As Minister Penner stated when commenting on the new carbon credit system the BC government is putting in place, things can get "complicated." Just how complicated becomes readily apparent when you examine the newest scheme to make us look climate friendly and make money to boot.
Here in the Interior, we get, on average, 125 cubic metres of tree mass per hectare. It takes 125 years or more for trees to achieve this size. Most of the beetle kill and most of the old growth logged here is 125 to 200 years old. The ministry has set the lower limit of loggable forest down to 60 cubic metres per hectare. That is about the same amount of wood that is contained in one big old coastal cedar. Or one off-highway logging truck load for every 2.5 acres of land laid bare.
The question is: What happens to the carbon when these trees are clearcut?
With coarse woody debris, slash burning, diesel release in the cutting down of the trees, transport of logs to the mill, processing the logs into lumber and the subsequent transport of dimension lumber to the building site, coupled with the usual life span of 30 to 40 years before the dimension ends up burned in a landfill, all that carbon from the trees plus all that carbon from the manufacture and disposal of the forest will go into the atmosphere.
So, we plant seedlings. Diesel and natural gas to heat the greenhouses, diesel to transport the trees, propane and diesel to feed and house the tree planters. Once the little guys are in the ground, it will take them as long as it did the old forest that was cut before they pull the equivalent amount of carbon out of the air to replace what those old trees had locked in their wood. When you add in all the additional carbon for the cutting, transport, milling, delivery of dimension, disposal of materials, and growing and transport of the seedlings, even in the full 125 year cycle, it is impossible for the new forest to remove as much carbon from the system as was released in the whole process of manufacture and eventual discarding and replanting of the forest.
Impossible.
Young trees absorb carbon at a faster rate, but the amount they can lock up is nowhere near what the old trees had until they are the same age as the tree they are replacing. Period. Even as they are dying, old trees continue to add carbon as long as they live. Managed Stands? Faster growing? Sure. Just add fertilizer, go in and limb, space, do 20 year thinnings – all those carbon releases again.

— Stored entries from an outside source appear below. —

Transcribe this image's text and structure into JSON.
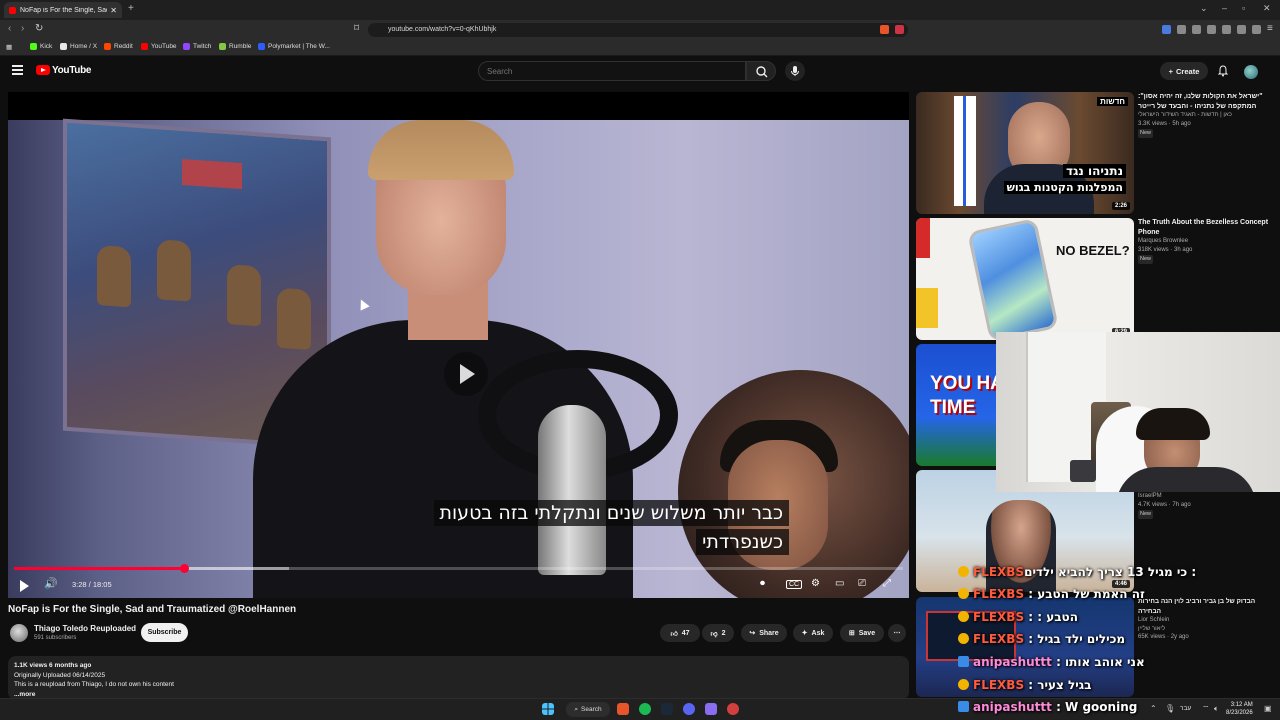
{
  "browser": {
    "tab_title": "NoFap is For the Single, Sad and Traumatized @RoelHannen",
    "url": "youtube.com/watch?v=0-qKhUbhjk",
    "bookmarks": [
      {
        "label": "Kick",
        "color": "#53fc18"
      },
      {
        "label": "Home / X",
        "color": "#e7e7e7"
      },
      {
        "label": "Reddit",
        "color": "#ff4500"
      },
      {
        "label": "YouTube",
        "color": "#ff0000"
      },
      {
        "label": "Twitch",
        "color": "#9146ff"
      },
      {
        "label": "Rumble",
        "color": "#85c742"
      },
      {
        "label": "Polymarket | The W...",
        "color": "#2e5cff"
      }
    ]
  },
  "header": {
    "brand": "YouTube",
    "search_placeholder": "Search",
    "create_label": "Create"
  },
  "player": {
    "subtitle_line1": "כבר יותר משלוש שנים ונתקלתי בזה בטעות",
    "subtitle_line2": "כשנפרדתי",
    "time_display": "3:28 / 18:05",
    "progress_played": 0.1917,
    "progress_buffered": 0.309
  },
  "video": {
    "title": "NoFap is For the Single, Sad and Traumatized @RoelHannen",
    "channel_name": "Thiago Toledo Reuploaded",
    "subscribers": "591 subscribers",
    "subscribe_label": "Subscribe",
    "likes": "47",
    "dislikes": "2",
    "share_label": "Share",
    "ask_label": "Ask",
    "save_label": "Save",
    "description": {
      "stats": "1.1K views  6 months ago",
      "line1": "Originally Uploaded 06/14/2025",
      "line2": "This is a reupload from Thiago, I do not own his content",
      "more": "...more"
    }
  },
  "recommendations": [
    {
      "title": "\"ישראל את הקולות שלנו, זה יהיה אסון\": המתקפה של נתניהו - והבעד של רייטר",
      "channel": "כאן | חדשות - תאגיד השידור הישראלי",
      "views": "3.3K views",
      "age": "5h ago",
      "badge": "New",
      "duration": "2:26",
      "thumb_text_top": "נתניהו נגד",
      "thumb_text_bottom": "המפלגות הקטנות בגוש",
      "thumb_tag": "חדשות"
    },
    {
      "title": "The Truth About the Bezelless Concept Phone",
      "channel": "Marques Brownlee",
      "views": "318K views",
      "age": "3h ago",
      "badge": "New",
      "duration": "6:29",
      "thumb_text": "NO BEZEL?"
    },
    {
      "thumb_text": "YOU HA TIME"
    },
    {
      "channel": "IsraelPM",
      "views": "4.7K views",
      "age": "7h ago",
      "badge": "New",
      "duration": "4:46"
    },
    {
      "title": "הבדוק של בן גביר ורביב לוין הנה בחירות הבחירה",
      "channel": "Lior Schlein",
      "channel_he": "ליאור שליין",
      "views": "65K views",
      "age": "2y ago"
    }
  ],
  "chat": [
    {
      "user": "FLEXBS",
      "msg": "כי מגיל 13 צריך להביא ילדים",
      "user_color": "#ff5a3c"
    },
    {
      "user": "FLEXBS",
      "msg": "זה האמת של הטבע",
      "user_color": "#ff5a3c"
    },
    {
      "user": "FLEXBS",
      "msg": "הטבע :",
      "user_color": "#ff5a3c"
    },
    {
      "user": "FLEXBS",
      "msg": "מכילים ילד בגיל",
      "user_color": "#ff5a3c"
    },
    {
      "user": "anipashuttt",
      "msg": "אני אוהב אותו",
      "user_color": "#ff8ad8"
    },
    {
      "user": "FLEXBS",
      "msg": "בגיל צעיר",
      "user_color": "#ff5a3c"
    },
    {
      "user": "anipashuttt",
      "msg": "W gooning",
      "user_color": "#ff8ad8"
    }
  ],
  "taskbar": {
    "search_label": "Search",
    "lang": "עבר",
    "time": "3:12 AM",
    "date": "8/23/2026"
  }
}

Managed forests are a dream. It will never happen. Not on the millions of hectares in the Interior anyway. There is no money in it and the companies admit it: that is why they are asking for hundreds of millions of dollars for "rehab." In other words, if the taxpayers won't pay for it, it won't happen. But, even if this money were to come from the public purse and some rehabilitation was done, the costs and side effects are far more damaging to the system; the overall carbon release will still exceed any possible removal by the trees.
Beetle killed? As the trees die, fall over and rot, they will release carbon. Typically that process to release all the carbon will take 30 to 60 years in this climate. As well, some of the decay is fixing carbon in the soil. So letting a dead forest stand, then fall over and decay is by far easier on the carbon cycle than logging the trees. Remember you have to add in all the carbon released in the whole process. Not to mention that clearcut logging removes all young trees under two feet, effectively setting the forest recovery clock back to time zero. In stands left to If we were serious about reducing greenhouse gas emissions, we would end clearcut logging immediately. We would leave as much structure on the land as possible, we would protect regen, we would get rid of this false notion that a scraped and burned piece of land covered with 18 inch high seedlings is somehow good for the planet.
In stands left to rot naturally, where there are already young trees in place, by the time the old trees are rotted, there will be 30 to 60 year old trees in the same place, locking up considerable carbon. So, when the full release of carbon from the dead forest is achieved, half of it will have been taken up by the forest standing right there.
Beetle-killed forests actually lower the long term fire risk in a forest. Once the needles fall, in two or three years, the forest is less fire prone than when it is green. It is the green needles with all of the oils and turpentines in their cells that cause the explosive high temperature fires that race across the andscape. In the red attack phase, the needles are drier, so there is a 10 to 15 percent elevation in risk of fire, but the speed of spread, the size and duration of the fire takes on a life of its own. Racing crown fires follow their own dictates according to wind and topography. I've seen them race across clearcuts, road corridors, beetle-kill and green forest alike, no difference.
To say that logging followed by planting seedlings to replace forest is a way to reduce greenhouse emissions is a full and utter scam. Then to sell these seedlings to the world as a way to raise money to defray the costs of clearcutting just adds to the farce.
If we were serious about reducing green house gas emissions, we would end clearcut logging immediately. We would leave as much structure on the land as possible, we would protect regen, we would get rid of this false notion that a scraped and burned piece of land covered with 18 inch high seedlings is somehow good for the planet. If we are serious, these are the things that need to change, along with the continued hallucination that what is good for the US housing market is good for our forests or the carbon cycle.
Minister Penner is right, it is very complicated indeed, let's see if he has the wherewithal to set the record straight.
***
Dave Neads is a long time conservationist who has been involved in Mountain Pine Beetle issues since the late eighties. He is currently working with several local and provincial organizations to promote economic and biological diversity in these changing times.